Sedat Ergin, the editor of Milliyet, a newspaper that has been suspicious of the government's Islamic roots - and part of the media group that was slapped with the tax bill - expressed delight at Mr. Obama's frequent references to democracy.


"The most important part of his speech was the emphasis on the secular democratic structure in Turkey," Mr. Ergin said. "He won back hearts of the secular circles in Turkey."


Those secularists were irritated by the Bush administration's emphasis on Turkey as a moderate Muslim country, and felt, Mr. Ergin said, as though the United States "had sacrificed the secular tradition in Turkey in order to reach out to the Muslim world."


But that changed with Mr.

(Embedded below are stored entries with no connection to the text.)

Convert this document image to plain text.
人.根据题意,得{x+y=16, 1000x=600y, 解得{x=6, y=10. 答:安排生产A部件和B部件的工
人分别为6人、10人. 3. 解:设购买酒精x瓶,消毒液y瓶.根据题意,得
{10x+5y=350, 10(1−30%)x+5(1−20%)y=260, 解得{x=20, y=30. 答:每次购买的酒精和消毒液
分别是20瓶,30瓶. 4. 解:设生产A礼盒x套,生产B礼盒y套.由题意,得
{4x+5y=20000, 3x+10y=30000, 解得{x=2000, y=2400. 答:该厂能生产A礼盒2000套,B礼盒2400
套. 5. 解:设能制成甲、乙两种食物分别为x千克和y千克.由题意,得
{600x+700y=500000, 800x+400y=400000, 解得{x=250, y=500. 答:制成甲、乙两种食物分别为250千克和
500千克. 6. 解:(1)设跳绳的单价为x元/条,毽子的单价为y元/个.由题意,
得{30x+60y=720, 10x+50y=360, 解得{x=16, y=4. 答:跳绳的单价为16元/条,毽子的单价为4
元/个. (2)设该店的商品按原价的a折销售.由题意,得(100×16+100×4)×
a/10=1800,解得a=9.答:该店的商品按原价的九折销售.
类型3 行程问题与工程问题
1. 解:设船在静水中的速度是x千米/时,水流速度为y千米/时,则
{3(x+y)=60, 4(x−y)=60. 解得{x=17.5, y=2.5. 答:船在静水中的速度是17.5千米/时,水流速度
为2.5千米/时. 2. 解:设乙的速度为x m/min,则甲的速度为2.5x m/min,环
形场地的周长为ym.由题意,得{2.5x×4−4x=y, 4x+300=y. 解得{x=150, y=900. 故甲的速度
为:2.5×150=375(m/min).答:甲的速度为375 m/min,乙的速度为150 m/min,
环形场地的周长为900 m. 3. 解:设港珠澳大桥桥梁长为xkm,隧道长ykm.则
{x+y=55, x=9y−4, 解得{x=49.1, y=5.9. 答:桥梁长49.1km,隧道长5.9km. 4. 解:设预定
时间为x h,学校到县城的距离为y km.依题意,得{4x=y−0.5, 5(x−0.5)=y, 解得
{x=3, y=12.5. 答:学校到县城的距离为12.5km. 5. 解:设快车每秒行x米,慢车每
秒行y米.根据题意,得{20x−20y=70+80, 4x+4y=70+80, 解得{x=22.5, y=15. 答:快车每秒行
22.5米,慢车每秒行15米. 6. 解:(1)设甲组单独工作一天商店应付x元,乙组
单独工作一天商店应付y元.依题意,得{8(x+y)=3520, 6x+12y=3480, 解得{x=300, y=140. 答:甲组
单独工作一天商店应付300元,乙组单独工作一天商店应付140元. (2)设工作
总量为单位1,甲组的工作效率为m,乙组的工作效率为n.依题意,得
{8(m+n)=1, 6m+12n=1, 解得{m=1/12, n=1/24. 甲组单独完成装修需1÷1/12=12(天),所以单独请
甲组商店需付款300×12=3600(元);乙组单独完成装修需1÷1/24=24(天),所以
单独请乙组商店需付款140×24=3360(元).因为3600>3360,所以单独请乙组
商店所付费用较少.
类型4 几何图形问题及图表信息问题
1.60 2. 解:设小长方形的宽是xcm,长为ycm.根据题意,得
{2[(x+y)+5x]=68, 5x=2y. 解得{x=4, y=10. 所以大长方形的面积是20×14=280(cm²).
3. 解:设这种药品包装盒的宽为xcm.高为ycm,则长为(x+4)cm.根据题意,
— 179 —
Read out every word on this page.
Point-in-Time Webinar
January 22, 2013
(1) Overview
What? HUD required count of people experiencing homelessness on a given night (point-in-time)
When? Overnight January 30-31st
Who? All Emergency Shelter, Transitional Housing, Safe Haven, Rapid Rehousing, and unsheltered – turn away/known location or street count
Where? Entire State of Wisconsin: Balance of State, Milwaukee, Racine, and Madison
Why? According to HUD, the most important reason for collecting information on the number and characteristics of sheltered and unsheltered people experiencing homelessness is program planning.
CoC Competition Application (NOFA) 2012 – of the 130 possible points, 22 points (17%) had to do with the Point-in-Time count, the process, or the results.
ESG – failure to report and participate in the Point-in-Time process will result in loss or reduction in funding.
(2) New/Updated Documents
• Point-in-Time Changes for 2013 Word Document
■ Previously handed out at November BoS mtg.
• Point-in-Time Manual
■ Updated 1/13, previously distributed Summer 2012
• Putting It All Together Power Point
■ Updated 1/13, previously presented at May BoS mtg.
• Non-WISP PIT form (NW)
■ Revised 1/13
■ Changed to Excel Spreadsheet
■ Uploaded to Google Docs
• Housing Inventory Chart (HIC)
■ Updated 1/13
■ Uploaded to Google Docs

Obama's speech on Monday, said Mustafa Ozyurek, deputy chairman of the secular opposition Republican People's Party.


The text box read: "A sense that, finally, an American leader understands."


For a more cynical view of Obama's performance in Turkey, one would have to read New York Post columnist Ralph Peters:


....in Turkey, he surrendered our national pride, undercut our interests and interfered in matters that aren't his business.


On the latter point: Suppose the European Union president went to Cuba and insisted that the world's sunniest concentration camp should be welcomed into NAFTA? That's the equivalent of what our president did in Ankara on Monday when he declared that he supports Turkey's bid for EU membership.


The Europeans don't want Turkey in their club. Because Turkey isn't a European state, nor is its culture European. And it isn't our business to press Europe to embrace a huge, truculent Muslim country suffering a creeping Islamist coup.


The Europeans were appalled by Turkey's neo-Taliban tantrum on-stage at last week's NATO summit. The Turks fought to derail the appointment of a great Dane, Anders Fogh Rasmussen, as the new NATO secretary general. Why? Because he didn't stone to death the Danish cartoonist who caricatured Mohammed.


Which brings us to the even bigger problem: Obama has no idea what's going on in Turkey. By going to Ankara on his knees, he gave his seal of approval to a pungently anti-American Islamist government bent on overturning Mustapha Kemal's legacy of the separation of mosque and state.